HPLC analysis - HPLC-MS/MS

We used an Ultra-High Performance Liquid Chromatography (UHPLC) with a Quadrupole-Time of Flight Mass Spectrometer (Q-ToF), and an Acclaim RSLC120 C18 tube (150 mm × 2.1 mm). All analyses were performed at 30℃ and the volume of each sample was 20 µl. For UHPLC analyses, 0.3% formic acid in ddH2O (liquid A) and 0.3% formic acid in acetonitrile (liquid B) were used, and the flow rate was set at 0.075 ml/min. Transitions of liquid concentrations were as follows: 100% liquid A for 4 min, liquid A decreased to 90% in 5 min, liquid A decreased to 0% in 6 min, liquid A kept at 0% for 7 min, and liquid A increased to 100% in 13 min. We used a mass spectrometer to quantify and verify the identity of chemicals. Electrospray ionization (ESI) parameters were set as follows: flow rate 200 µl/min, electric current 500nA, voltage 3500 V, flow rate of gas Nitrogen 9 L/min, temperature 200℃, and length 0.25 mm. During the first MS, we identified chemical identity by flow rate and calculated concentration by area with positive ion mode. During the second MS, we identified chemicals detected in the first MS phase more precisely with positive ion mode and multi-reaction monitoring mode (MRM).

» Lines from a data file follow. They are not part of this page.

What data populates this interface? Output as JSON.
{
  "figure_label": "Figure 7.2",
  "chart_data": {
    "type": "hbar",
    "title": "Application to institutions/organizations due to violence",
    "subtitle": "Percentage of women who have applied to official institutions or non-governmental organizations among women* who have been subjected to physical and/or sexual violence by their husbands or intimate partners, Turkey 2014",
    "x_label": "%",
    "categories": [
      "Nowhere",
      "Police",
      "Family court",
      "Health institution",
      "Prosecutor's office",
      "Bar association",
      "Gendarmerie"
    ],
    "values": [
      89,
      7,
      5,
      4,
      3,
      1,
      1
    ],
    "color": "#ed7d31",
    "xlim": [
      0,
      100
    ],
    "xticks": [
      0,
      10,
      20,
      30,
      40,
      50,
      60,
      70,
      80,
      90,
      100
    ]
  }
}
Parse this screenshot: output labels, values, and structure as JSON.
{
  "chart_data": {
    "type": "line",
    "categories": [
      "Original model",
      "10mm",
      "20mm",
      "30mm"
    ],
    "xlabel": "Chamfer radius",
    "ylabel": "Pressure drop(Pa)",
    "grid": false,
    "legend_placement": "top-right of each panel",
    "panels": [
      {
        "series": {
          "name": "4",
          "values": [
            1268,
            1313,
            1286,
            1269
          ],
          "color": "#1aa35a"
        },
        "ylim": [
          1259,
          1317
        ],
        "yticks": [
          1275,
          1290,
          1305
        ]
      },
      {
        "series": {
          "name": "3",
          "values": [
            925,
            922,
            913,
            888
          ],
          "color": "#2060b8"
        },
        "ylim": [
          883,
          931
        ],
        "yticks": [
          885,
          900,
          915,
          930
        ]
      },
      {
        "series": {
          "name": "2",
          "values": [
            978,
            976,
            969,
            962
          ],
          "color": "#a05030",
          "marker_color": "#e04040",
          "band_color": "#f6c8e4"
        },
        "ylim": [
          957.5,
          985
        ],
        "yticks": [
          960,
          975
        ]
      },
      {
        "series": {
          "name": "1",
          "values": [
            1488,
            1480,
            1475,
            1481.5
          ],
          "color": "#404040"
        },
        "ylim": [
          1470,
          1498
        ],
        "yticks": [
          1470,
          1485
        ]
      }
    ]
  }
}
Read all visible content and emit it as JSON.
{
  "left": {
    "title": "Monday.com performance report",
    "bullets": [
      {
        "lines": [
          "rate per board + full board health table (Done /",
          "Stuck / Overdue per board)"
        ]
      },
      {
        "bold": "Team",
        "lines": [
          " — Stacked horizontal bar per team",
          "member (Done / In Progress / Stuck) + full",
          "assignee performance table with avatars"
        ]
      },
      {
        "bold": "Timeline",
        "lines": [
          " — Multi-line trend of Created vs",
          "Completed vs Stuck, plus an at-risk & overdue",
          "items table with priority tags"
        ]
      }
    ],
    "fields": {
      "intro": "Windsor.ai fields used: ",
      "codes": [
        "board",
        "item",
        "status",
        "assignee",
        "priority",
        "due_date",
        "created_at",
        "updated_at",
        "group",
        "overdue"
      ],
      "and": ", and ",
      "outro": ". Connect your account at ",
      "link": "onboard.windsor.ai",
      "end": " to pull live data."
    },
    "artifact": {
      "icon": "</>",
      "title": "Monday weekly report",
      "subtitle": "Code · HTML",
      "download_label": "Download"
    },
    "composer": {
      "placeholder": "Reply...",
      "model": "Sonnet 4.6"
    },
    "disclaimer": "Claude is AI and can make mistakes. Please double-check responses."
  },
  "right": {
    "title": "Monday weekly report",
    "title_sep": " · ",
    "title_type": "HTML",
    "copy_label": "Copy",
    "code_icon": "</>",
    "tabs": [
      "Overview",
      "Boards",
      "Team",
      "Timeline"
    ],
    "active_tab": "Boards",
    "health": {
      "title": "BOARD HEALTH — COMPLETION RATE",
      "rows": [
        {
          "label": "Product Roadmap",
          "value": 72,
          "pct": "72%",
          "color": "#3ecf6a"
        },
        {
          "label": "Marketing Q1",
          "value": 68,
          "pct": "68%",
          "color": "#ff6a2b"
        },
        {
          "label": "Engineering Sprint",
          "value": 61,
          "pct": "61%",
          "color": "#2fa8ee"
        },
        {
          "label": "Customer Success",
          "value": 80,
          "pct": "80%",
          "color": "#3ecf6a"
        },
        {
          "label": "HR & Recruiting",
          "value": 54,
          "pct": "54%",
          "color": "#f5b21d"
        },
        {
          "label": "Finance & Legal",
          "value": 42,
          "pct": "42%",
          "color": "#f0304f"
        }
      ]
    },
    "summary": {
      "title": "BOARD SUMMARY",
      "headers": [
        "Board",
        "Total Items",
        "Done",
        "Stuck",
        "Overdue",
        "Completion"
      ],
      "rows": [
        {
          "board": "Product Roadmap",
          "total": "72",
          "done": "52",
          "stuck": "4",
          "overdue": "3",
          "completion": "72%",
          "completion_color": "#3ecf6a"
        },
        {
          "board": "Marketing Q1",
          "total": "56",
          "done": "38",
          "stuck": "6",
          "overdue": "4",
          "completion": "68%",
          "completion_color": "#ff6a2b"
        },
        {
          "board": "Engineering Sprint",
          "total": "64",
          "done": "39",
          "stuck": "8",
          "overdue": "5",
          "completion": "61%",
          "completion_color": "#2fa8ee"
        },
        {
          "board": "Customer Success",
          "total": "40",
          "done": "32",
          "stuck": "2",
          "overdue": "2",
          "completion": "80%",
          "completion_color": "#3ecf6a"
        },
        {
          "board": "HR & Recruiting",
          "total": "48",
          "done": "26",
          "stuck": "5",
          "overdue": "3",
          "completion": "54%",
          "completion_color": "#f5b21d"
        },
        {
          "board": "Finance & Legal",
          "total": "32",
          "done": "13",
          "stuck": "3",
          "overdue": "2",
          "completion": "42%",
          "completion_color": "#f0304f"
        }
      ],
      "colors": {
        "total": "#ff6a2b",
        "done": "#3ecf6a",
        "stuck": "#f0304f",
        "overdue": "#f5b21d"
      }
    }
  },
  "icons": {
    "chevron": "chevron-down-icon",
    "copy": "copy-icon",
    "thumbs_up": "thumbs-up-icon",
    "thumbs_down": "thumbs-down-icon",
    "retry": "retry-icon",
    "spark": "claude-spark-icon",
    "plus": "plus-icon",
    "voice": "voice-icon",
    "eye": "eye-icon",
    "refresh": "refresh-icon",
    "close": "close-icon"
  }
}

After verifying the identity of the chemicals and quantifying their concentrations, Student t-tests were performed to determine whether there were significant differences in concentration of various chemicals between the HA and LA groups. Before the t-tests, we first performed Shapiro-Wilk tests to make sure that relevant data followed normal distribution (Histamine: LA p = 0.987, HA p = 0.751; Acetylcholine: LA p = 0.07, HA p = 0.491; Glutamate: LA p = 0.266, HA p = 0.646; Tryptophan: LA p = 0.433, HA p = 0.797). We also performed F-tests to determine the appropriate t-tests to be used (Histamine: p = 0.01; Acetylcholine: p = 0.027; Glutamate: p = 0.885; Tryptophan: p < 0.001). Standard t-tests were used when variance was equal (p > 0.05 in F-test) while Welch’s t-tests were used when variance was not equal (p < 0.05 in F-test). All statistical analyses were performed in R version 4.2.287. (see HPLC results and its code for analysis in Supplementary Information 5).